I woke in the early hours wondering why there were disco lights shining through the bedroom window at 4am. Slowly it dawned on me that I couldn’t hear any music, and that I was in fact witnessing lighting striking over the Pyrenees in the distance. I do love a good lightning display. It’s the thunder that’s the scary bit.
Whilst I hate shopping in department stores and even supermarkets, I do appreciate a proper market, and Sunday is Esperaza’s main market day. The stallholders started setting up at 6am, and when we could no longer contain our excitement, we headed out to investigate the town’s social engagement of the week. Oh my. Market heaven. Fair enough there were a few tourist tat stalls, but otherwise it was full of fresh fruit and veg, cheese from all over the region, wine, fresh and processed meat, fish, and cakes. By the time we found the gluten free stall I was in heaven. They’d even bussed tourists in from neighbouring towns – I heard accents from as far afield as Australia and Ireland, and talked with British expat stallholders selling honey and cupcakes.
We filled our bag with produce, enjoyed coffee and chai latte from one of the refreshment stalls, and headed home feeling like locals. But I couldn’t resist sneaking out again to buy lunch, and returned with a huge rotisserie chicken and caramelised garlic and thyme potatoes. There was even enough for lunch the following day. Now we know why Saturday night was so quiet – everyone was gearing up for this, and for making the most of a sunny Sunday. Beats sitting in a pub watching footy. Well it does in my mind anyhow.
After our post Sunday lunch nap we donned our walking shoes and headed west of Esperaza to explore the second half of the Dinosaur Trail – up onto the ridge, down into Campagne-sur-Aude, past the Limoux dinosaur wine factory, and back along the River Aude. It was ten degrees cooler that it’s been most days, making for a very pleasant walk. We even saw some other walkers, confirming that no one in their right minds walks when it’s any hotter! Ah well. Lessons learned.
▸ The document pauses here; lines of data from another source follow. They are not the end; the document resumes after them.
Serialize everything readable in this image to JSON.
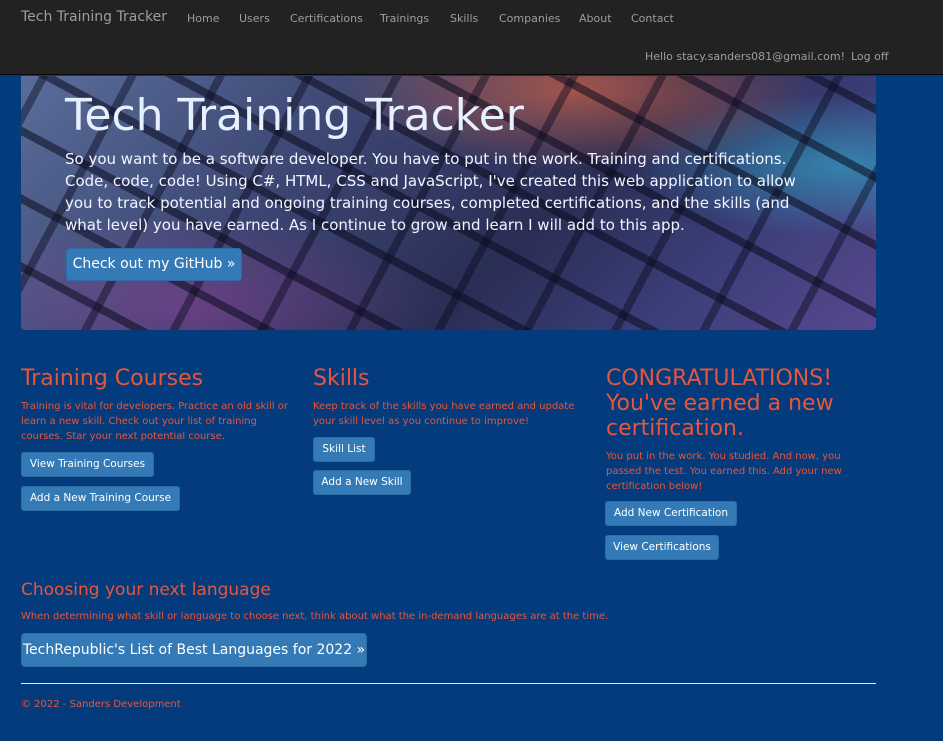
{
  "navbar": {
    "brand": "Tech Training Tracker",
    "links": [
      "Home",
      "Users",
      "Certifications",
      "Trainings",
      "Skills",
      "Companies",
      "About",
      "Contact"
    ],
    "greeting": "Hello stacy.sanders081@gmail.com!",
    "logoff": "Log off"
  },
  "hero": {
    "title": "Tech Training Tracker",
    "text": "So you want to be a software developer. You have to put in the work. Training and certifications. Code, code, code! Using C#, HTML, CSS and JavaScript, I've created this web application to allow you to track potential and ongoing training courses, completed certifications, and the skills (and what level) you have earned. As I continue to grow and learn I will add to this app.",
    "button": "Check out my GitHub »"
  },
  "columns": {
    "training": {
      "heading": "Training Courses",
      "text": "Training is vital for developers. Practice an old skill or learn a new skill. Check out your list of training courses. Star your next potential course.",
      "buttons": [
        "View Training Courses",
        "Add a New Training Course"
      ]
    },
    "skills": {
      "heading": "Skills",
      "text": "Keep track of the skills you have earned and update your skill level as you continue to improve!",
      "buttons": [
        "Skill List",
        "Add a New Skill"
      ]
    },
    "certs": {
      "heading": "CONGRATULATIONS! You've earned a new certification.",
      "text": "You put in the work. You studied. And now, you passed the test. You earned this. Add your new certification below!",
      "buttons": [
        "Add New Certification",
        "View Certifications"
      ]
    }
  },
  "language": {
    "heading": "Choosing your next language",
    "text": "When determining what skill or language to choose next, think about what the in-demand languages are at the time.",
    "button": "TechRepublic's List of Best Languages for 2022 »"
  },
  "footer": {
    "text": "© 2022 - Sanders Development"
  },
  "colors": {
    "background": "#033b7d",
    "navbar": "#222222",
    "accent_text": "#e8563a",
    "button": "#337ab7"
  }
}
Dinner was followed by a stroll over to yet another festival – this time a wine and paella one, complete with brass band, on the opposite side of the town square. We didn’t go in as neither of us are fans of what I’d called ‘oompah’ music, but it was interesting to watch the huge vats of food being prepared. That is until rain literally stopped play sadly. Still, at least it meant that I wouldn’t be kept awake by drunken trombonists!